Risk-Adjusted Performance

0 of 100

 
Weak
 
Strong
Very Weak
Over the last 90 days R S Software has generated negative risk-adjusted returns adding no value to investors with long positions. In spite of weak performance in the last few months, the Stock's basic indicators remain fairly stable which may send shares a bit higher in February 2025. The latest fuss may also be a sign of long-term up-swing for the venture sophisticated investors.

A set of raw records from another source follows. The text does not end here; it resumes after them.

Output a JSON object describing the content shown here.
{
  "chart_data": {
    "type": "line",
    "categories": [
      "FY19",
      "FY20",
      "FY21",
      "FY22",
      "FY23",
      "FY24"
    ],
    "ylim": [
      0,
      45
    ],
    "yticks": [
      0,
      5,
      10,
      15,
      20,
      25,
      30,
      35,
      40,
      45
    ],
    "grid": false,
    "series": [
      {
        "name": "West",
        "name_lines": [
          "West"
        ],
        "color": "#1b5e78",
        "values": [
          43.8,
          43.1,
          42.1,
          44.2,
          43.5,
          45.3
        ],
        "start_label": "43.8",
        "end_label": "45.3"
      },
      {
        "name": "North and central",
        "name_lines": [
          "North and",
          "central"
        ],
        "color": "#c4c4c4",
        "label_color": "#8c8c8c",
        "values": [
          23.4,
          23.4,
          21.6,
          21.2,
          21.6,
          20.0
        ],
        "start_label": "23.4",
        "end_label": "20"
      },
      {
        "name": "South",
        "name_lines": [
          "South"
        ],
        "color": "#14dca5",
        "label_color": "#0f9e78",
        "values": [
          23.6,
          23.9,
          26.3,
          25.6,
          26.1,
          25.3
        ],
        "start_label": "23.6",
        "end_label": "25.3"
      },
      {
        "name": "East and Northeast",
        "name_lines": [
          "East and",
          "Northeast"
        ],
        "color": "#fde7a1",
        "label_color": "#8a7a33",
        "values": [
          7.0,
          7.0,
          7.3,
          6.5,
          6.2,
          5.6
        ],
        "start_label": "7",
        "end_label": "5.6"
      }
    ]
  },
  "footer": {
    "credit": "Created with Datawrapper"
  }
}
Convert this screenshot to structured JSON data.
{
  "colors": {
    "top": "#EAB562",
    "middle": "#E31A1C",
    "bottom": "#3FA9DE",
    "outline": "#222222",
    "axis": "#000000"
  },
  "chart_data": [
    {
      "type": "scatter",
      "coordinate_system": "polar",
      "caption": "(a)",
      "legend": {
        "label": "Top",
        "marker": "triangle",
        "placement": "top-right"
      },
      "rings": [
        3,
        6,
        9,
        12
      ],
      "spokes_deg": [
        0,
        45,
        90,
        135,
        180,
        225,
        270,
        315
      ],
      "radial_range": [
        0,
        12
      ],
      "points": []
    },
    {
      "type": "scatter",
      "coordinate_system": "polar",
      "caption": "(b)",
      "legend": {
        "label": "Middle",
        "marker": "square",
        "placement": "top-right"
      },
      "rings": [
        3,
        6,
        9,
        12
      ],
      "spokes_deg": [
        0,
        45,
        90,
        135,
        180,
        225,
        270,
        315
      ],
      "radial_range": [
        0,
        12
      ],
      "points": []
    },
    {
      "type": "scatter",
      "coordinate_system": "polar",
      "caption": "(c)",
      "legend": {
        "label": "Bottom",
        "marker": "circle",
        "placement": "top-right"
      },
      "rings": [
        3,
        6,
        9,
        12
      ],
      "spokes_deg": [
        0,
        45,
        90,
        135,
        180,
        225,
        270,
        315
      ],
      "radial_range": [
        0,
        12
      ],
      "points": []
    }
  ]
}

ICICI Bank and R S Volatility Contrast

   Predicted Return Density   
       Returns  

Pair Trading with ICICI Bank and R S

The main advantage of trading using opposite ICICI Bank and R S positions is that it hedges away some unsystematic risk. Because of two separate transactions, even if ICICI Bank position performs unexpectedly, R S can make up some of the losses. Pair trading also minimizes risk from directional movements in the market. For example, if an entire industry or sector drops because of unexpected headlines, the short position in R S will offset losses from the drop in R S's long position.
The idea behind ICICI Bank Limited and R S Software pairs trading is to make the combined position market-neutral, meaning the overall market's direction will not affect its win or loss (or potential downside or upside). This can be achieved by designing a pairs trade with two highly correlated stocks or equities that operate in a similar space or sector, making it possible to obtain profits through simple and relatively low-risk investment.
Check out your portfolio center.
Note that this page's information should be used as a complementary analysis to find the right mix of equity instruments to add to your existing portfolios or create a brand new portfolio. You can also try the Price Ceiling Movement module to calculate and plot Price Ceiling Movement for different equity instruments.